Troisième partie. Du savoir à enseigner au savoir enseigné

Introduction

Nous avons vu dans notre première partie comment les savoirs savants sur le bilinguisme, le culturel et les migrations avaient suivi une trajectoire comparable : la reconnaissance des parcours plurilingues et pluriculturels des acteurs et celle de leur aptitude à dessiner eux-mêmes leur territoire de vie a pris le pas sur la tentation de catégoriser les connaissances et de cloisonner les compétences. Ces savoirs prennent en compte les savoirs sociaux des enfants, leurs répertoires et leurs compétences plurilingues, leurs cultures plurielles.

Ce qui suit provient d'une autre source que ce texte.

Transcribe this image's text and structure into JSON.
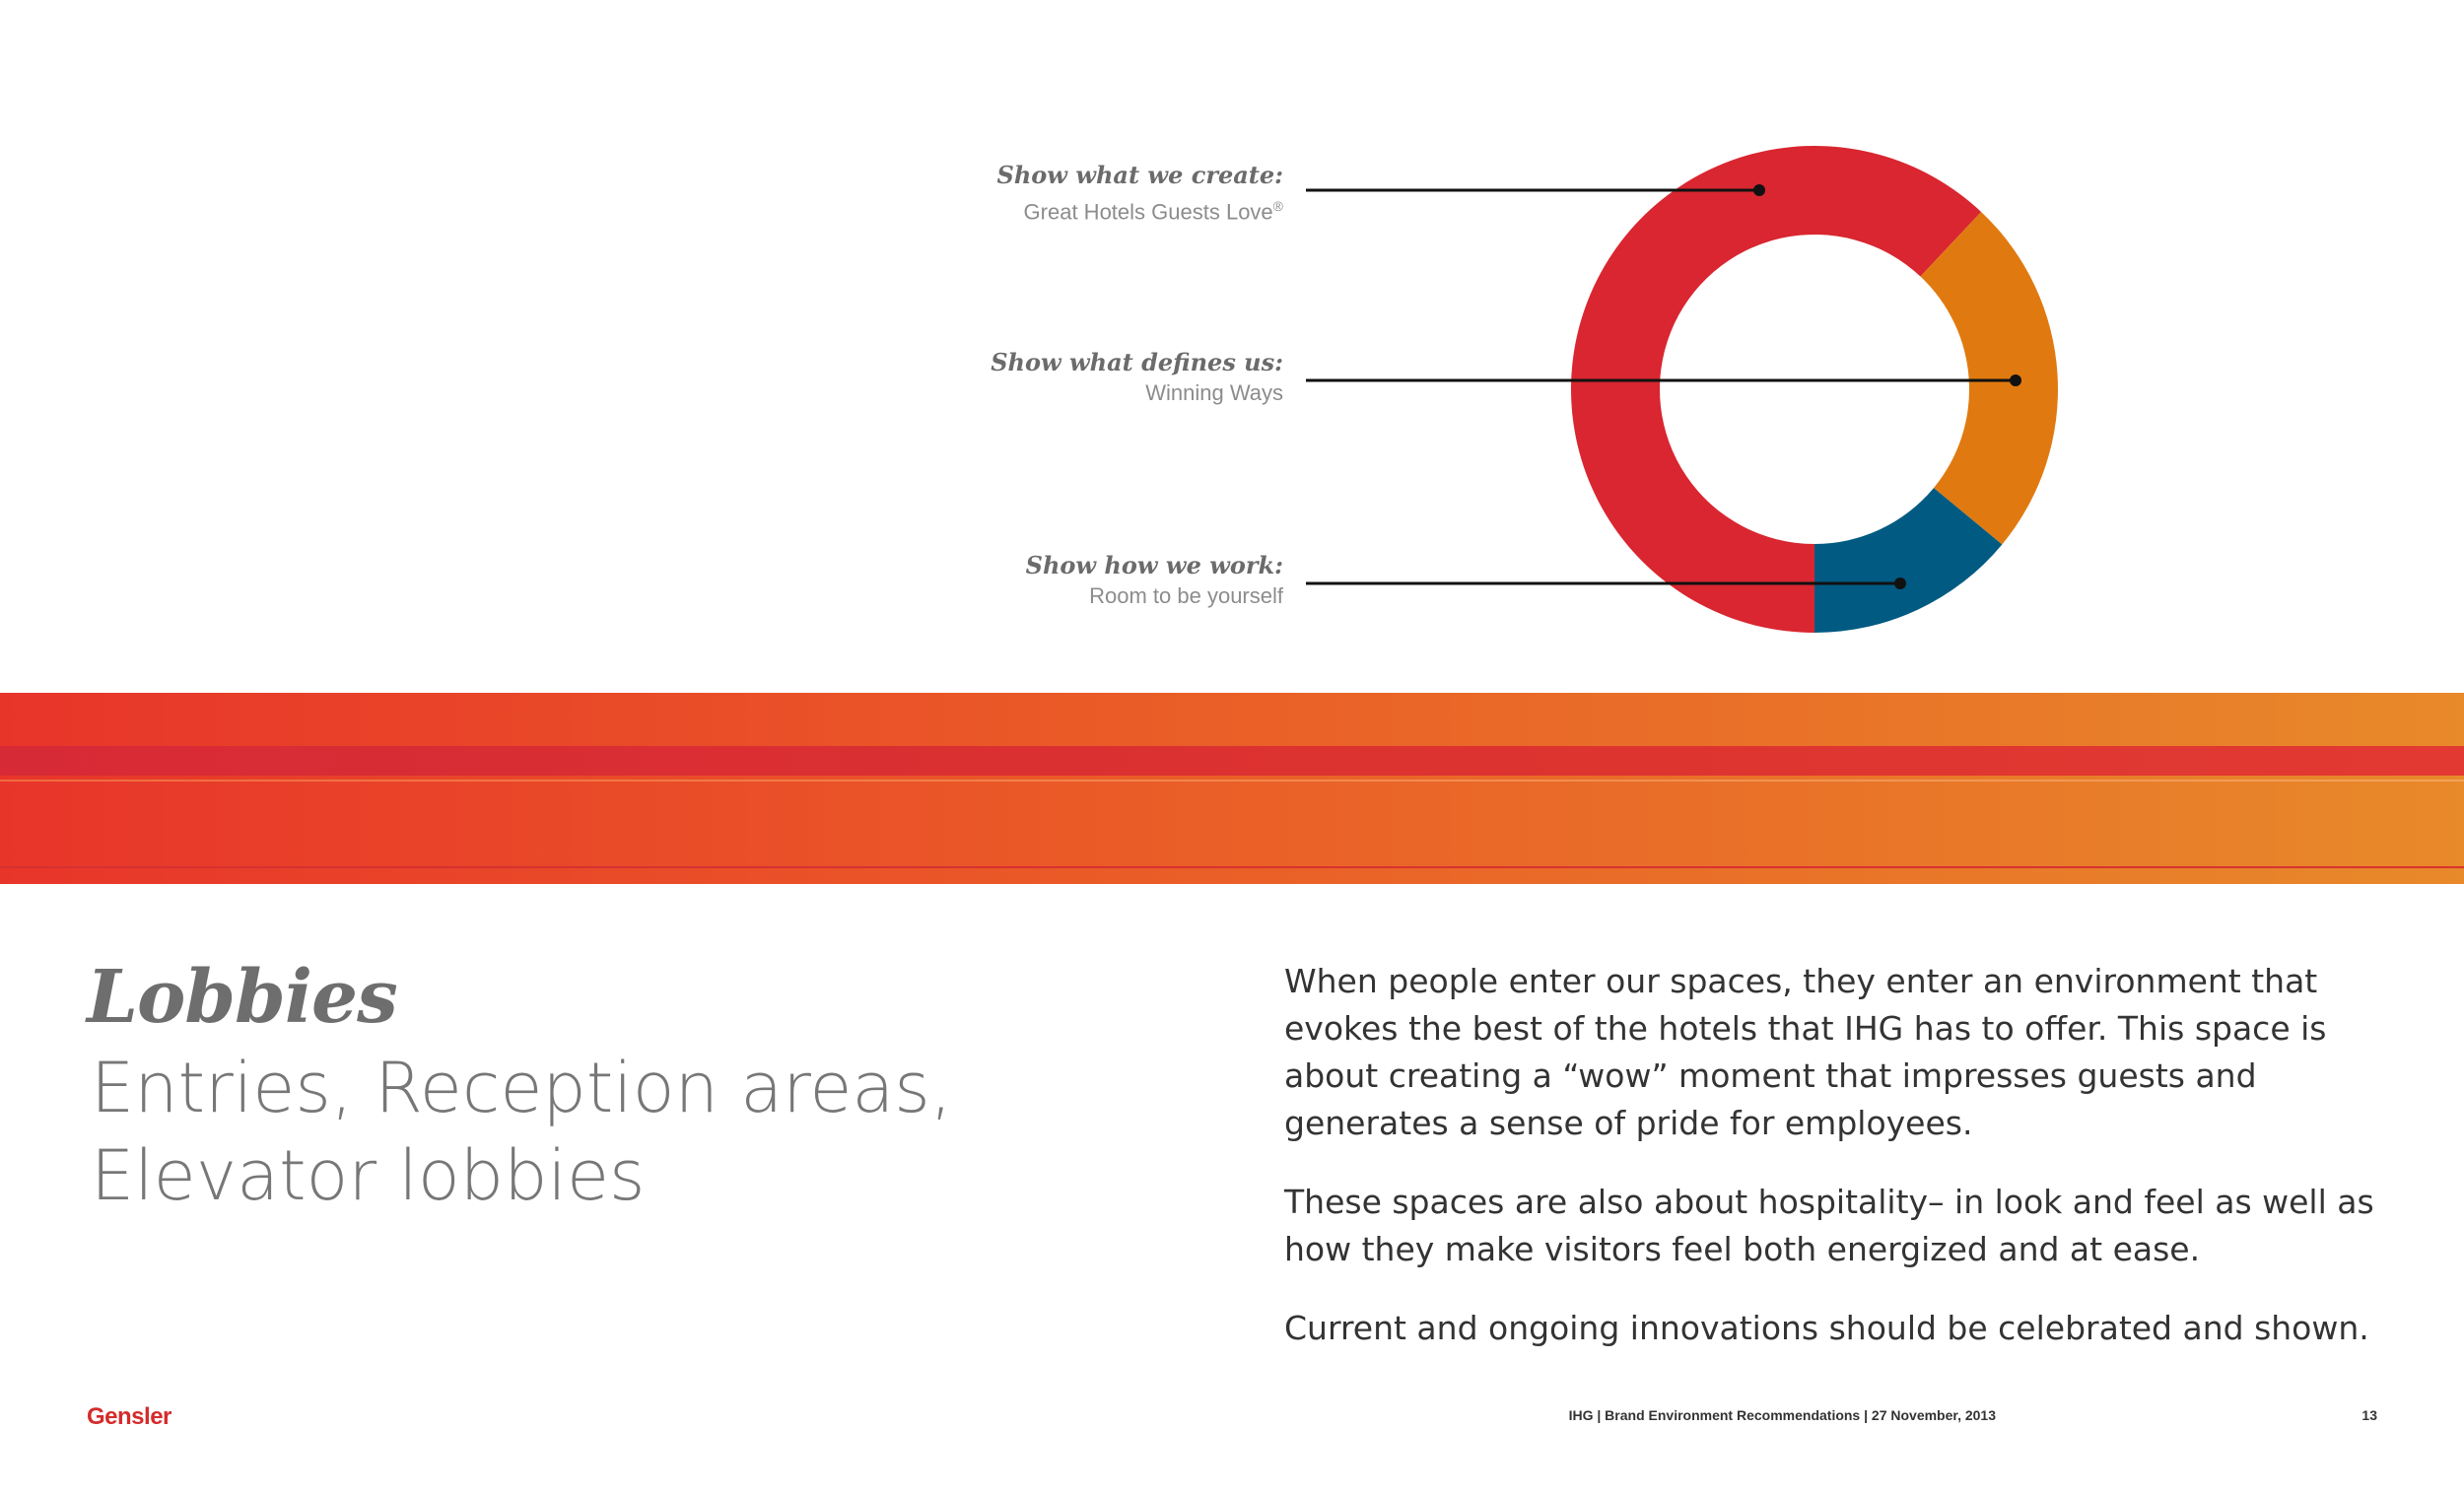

La deuxième partie a fait état de plusieurs éléments de l’environnement des enseignants, des recommandations institutionnelles aux manuels d’histoire et de langue : nous avons étudié comment ces éléments font obstacle à la visibilité et à la compréhension autant des travaux de recherche que des compétences des élèves, et freinent la transposition des savoirs savants et sociaux en savoirs à enseigner. Notre analyse mettait en lumière des messages contradictoires et des conceptions en désaccord avec les répertoires et les compétences plurilingues.

Cependant, nous ne sommes pas en mesure d’évaluer les effets de ces filtres sur les enseignants que nous côtoyons : comment en effet - même si nous parvenons à interroger un enseignant qui a étudié avec l’un des manuels d’histoire et l’un des manuels d’anglais que nous avons analysés, et qui utilise en classe l’un des manuels de primaire de notre étude - parvenir à déterminer la part de ces éléments sur ses représentations et ses habitus professionnels ?

Nous tenterons, à partir de l’étude de pratiques et de discours d’enseignants du primaire en France, de cerner leurs représentations des savoirs sociaux de leurs élèves liés aux langues et aux cultures, et de considérer leurs pratiques enseignantes dans leurs dimensions langagières et sociales, en interaction avec leur environnement.

Nous avons choisi trois différents groupes d’enseignants dans trois situations particulières, en formation et sur le terrain. Nous avons regardé le traitement de la diversité linguistique et culturelle tel qu’il est envisagé dans les mémoires professionnels de professeurs des écoles stagiaires, sans privilégier les mémoires dont la thématique centrale était l’enseignement des langues ou l’interculturel. Pour les deux situations suivantes, au contraire, nous avons repéré deux étapes qui peuvent être déterminantes pour transmettre à l’enfant le comportement qui est attendu de lui vis-à-vis de ses langues de vie et de ses cultures : il s’agit de l’accueil réservé à l’école maternelle aux chants et aux comptines de son répertoire privé, et du contrat didactique mis en place lors de la première séance de langue. Ces deux situations peuvent être considérées comme des moments efficaces et d’un très faible coût en énergie et en temps. Notre souci, en effet, a été de recueillir les conceptions des enseignants autant que d’étudier des situations de classe aisément transformables en dispositifs favorables aux répertoires plurilingues, afin de répondre aux fréquentes préoccupations des enseignants lorsque leur sont proposés de nouveaux gestes professionnels : ceux qui sont vus comme trop compliqués, trop longs à mettre en place, nécessitant trop d’énergie ou des dispositifs trop complexes sont souvent évités par les enseignants. Il est aujourd’hui simple, en maternelle, de construire un répertoire de chansons et de comptines dans une très large gamme de langues, grâce aux supports commercialisés et en ligne. Il est également facile, lors de la rentrée scolaire, d’instaurer par la première leçon de langue un contrat didactique qui autorise les élèves à s’exprimer sur leurs langues familiales. C’est pourquoi nous avons choisi d’observer ces deux gestes professionnels. La confrontation de ces différentes observations nous amènera à faire des propositions pour l’enseignement et la formation, en quatrième partie.